In particolare, l’ADM ha disposto una proroga di 30 giorni senza addebito di interessi nel pagamento dei diritti doganali in scadenza dal 23 aprile all’8 maggio 2020.
Tale agevolazione è riferita a qualsiasi operatore che sia in grado di certificare una riduzione del fatturato, a marzo e/o aprile 2020, almeno pari a:
- Il 33% rispetto agli stessi mesi dell’anno precedente, se nell’anno di imposta 2019 ha prodotto ricavi o compensi non superiori a € 50 mln;
- Il 50% rispetto agli stessi mesi dell’anno precedente, se nell’anno di imposta 2019 ha prodotto ricavi o compensi superiori a € 50 mln.

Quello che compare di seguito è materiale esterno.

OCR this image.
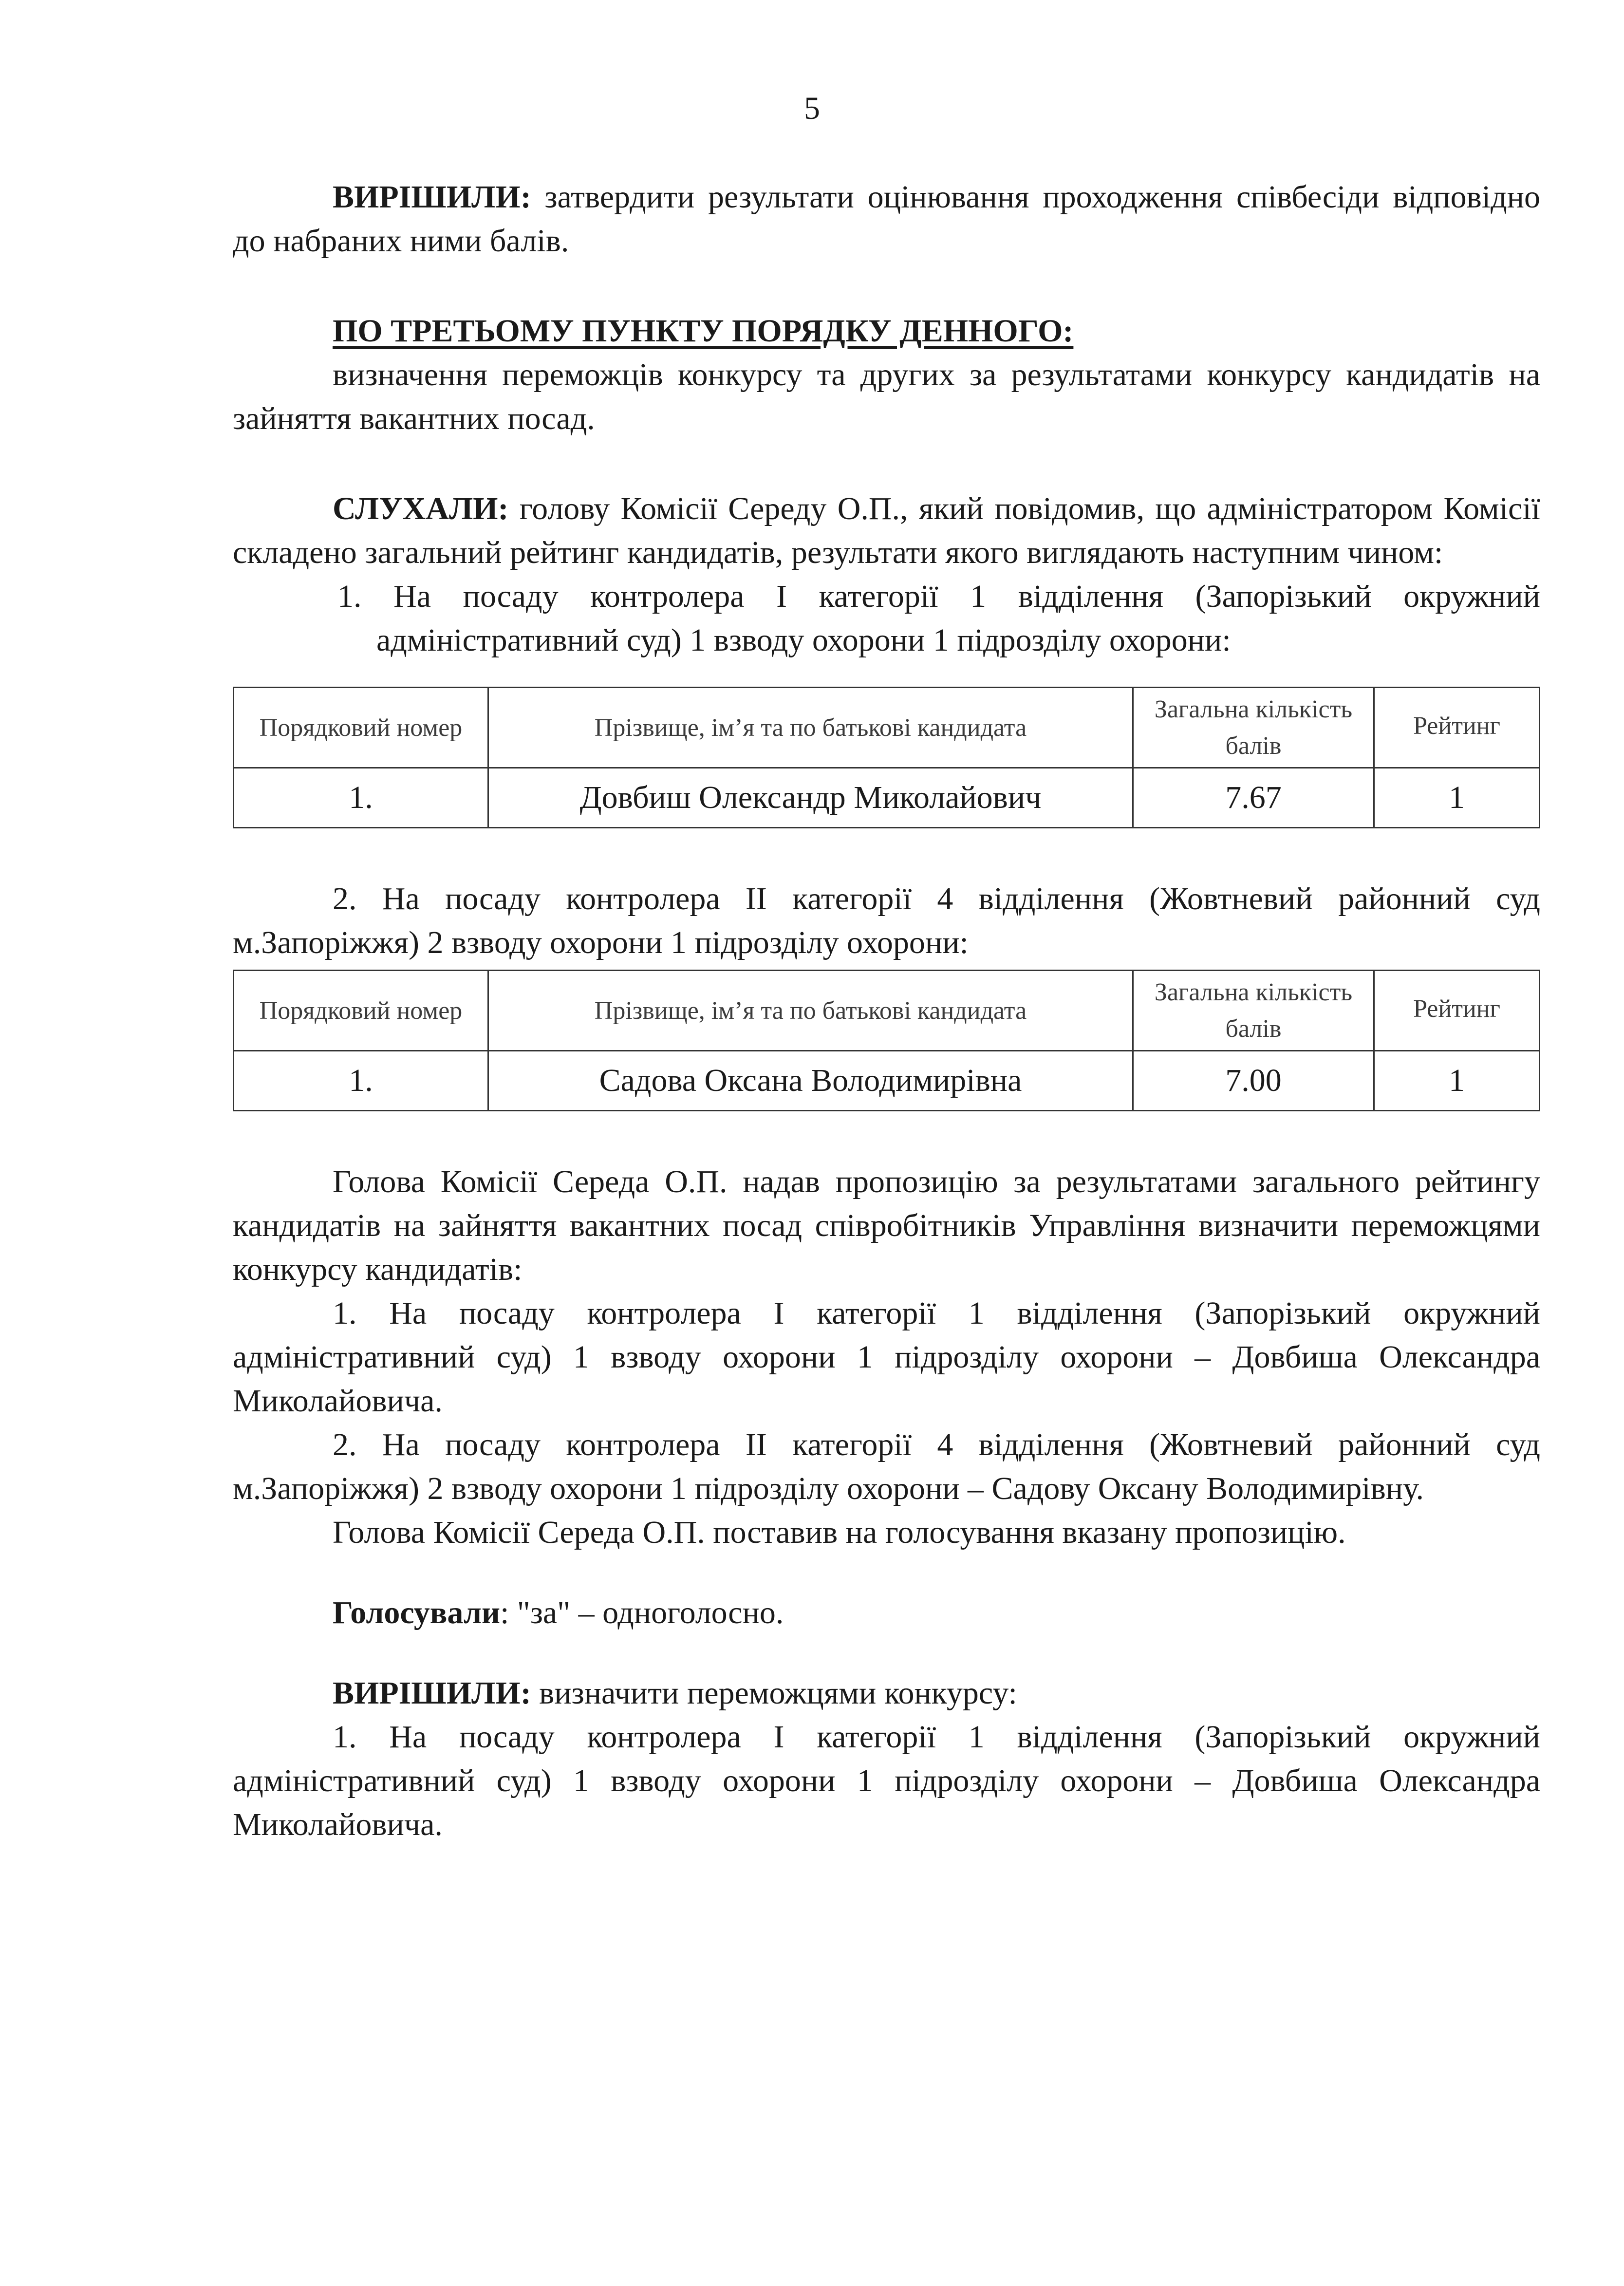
5

ВИРІШИЛИ: затвердити результати оцінювання проходження співбесіди відповідно до набраних ними балів.

ПО ТРЕТЬОМУ ПУНКТУ ПОРЯДКУ ДЕННОГО:

визначення переможців конкурсу та других за результатами конкурсу кандидатів на зайняття вакантних посад.

СЛУХАЛИ: голову Комісії Середу О.П., який повідомив, що адміністратором Комісії складено загальний рейтинг кандидатів, результати якого виглядають наступним чином:

1. На посаду контролера І категорії 1 відділення (Запорізький окружний адміністративний суд) 1 взводу охорони 1 підрозділу охорони:
Порядковий номер	Прізвище, ім’я та по батькові кандидата	Загальна кількість балів	Рейтинг
1.	Довбиш Олександр Миколайович	7.67	1

2. На посаду контролера ІІ категорії 4 відділення (Жовтневий районний суд м.Запоріжжя) 2 взводу охорони 1 підрозділу охорони:

Порядковий номер	Прізвище, ім’я та по батькові кандидата	Загальна кількість балів	Рейтинг
1.	Садова Оксана Володимирівна	7.00	1

Голова Комісії Середа О.П. надав пропозицію за результатами загального рейтингу кандидатів на зайняття вакантних посад співробітників Управління визначити переможцями конкурсу кандидатів:

1. На посаду контролера І категорії 1 відділення (Запорізький окружний адміністративний суд) 1 взводу охорони 1 підрозділу охорони – Довбиша Олександра Миколайовича.

2. На посаду контролера ІІ категорії 4 відділення (Жовтневий районний суд м.Запоріжжя) 2 взводу охорони 1 підрозділу охорони – Садову Оксану Володимирівну.

Голова Комісії Середа О.П. поставив на голосування вказану пропозицію.

Голосували: "за" – одноголосно.

ВИРІШИЛИ: визначити переможцями конкурсу:

1. На посаду контролера І категорії 1 відділення (Запорізький окружний адміністративний суд) 1 взводу охорони 1 підрозділу охорони – Довбиша Олександра Миколайовича.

A tal proposito, la nota prot. 121877/RU specifica che la valutazione della riduzione dei ricavi deve essere effettuata considerando la mensilità precedente a quella della scadenza del conto di debito, ovvero:
- Marzo 2019 se i pagamenti presentano scadenza aprile 2020;
- Aprile 2019 se i pagamenti presentano scadenza maggio 2020.
Nelle premesse della Determinazione Direttoriale e nella nota, poi, viene specificato che l’Agenzia delle Dogane e dei Monopoli si riserva la possibilità di valutare le domande di proroga anche sulla base di parametri diversi, se attestanti la gravità della situazione economica e sociale del richiedente.
La domanda di proroga dei pagamenti deve essere compilata sulla base dell’apposito modello riportato in allegato alla suddetta nota e inviata tramite PEC all’Ufficio delle Dogane competente, ovvero all’Ufficio delle Dogane che ha concesso l’autorizzazione al pagamento periodico e differito (DPO) e alla costituzione della relativa garanzia globale (CGU).
Se la domanda, poi, è motivata dalla riduzione del fatturato nelle percentuali sopra indicate, è necessario allegare un’attestazione firmata da un professionista iscritto all’Ordine dei Dottori Commercialisti e degli Esperti Contabili o all’Albo Speciale della Società di Revisione.
Se la domanda, invece, si basa su motivazioni diverse dalla riduzione del fatturato, nell’istanza andrà barrata la casella “altro”, andranno specificate le giustificazioni alla base della richiesta e andrà allegata la documentazione comprovante le difficoltà economiche e sociali dell’operatore.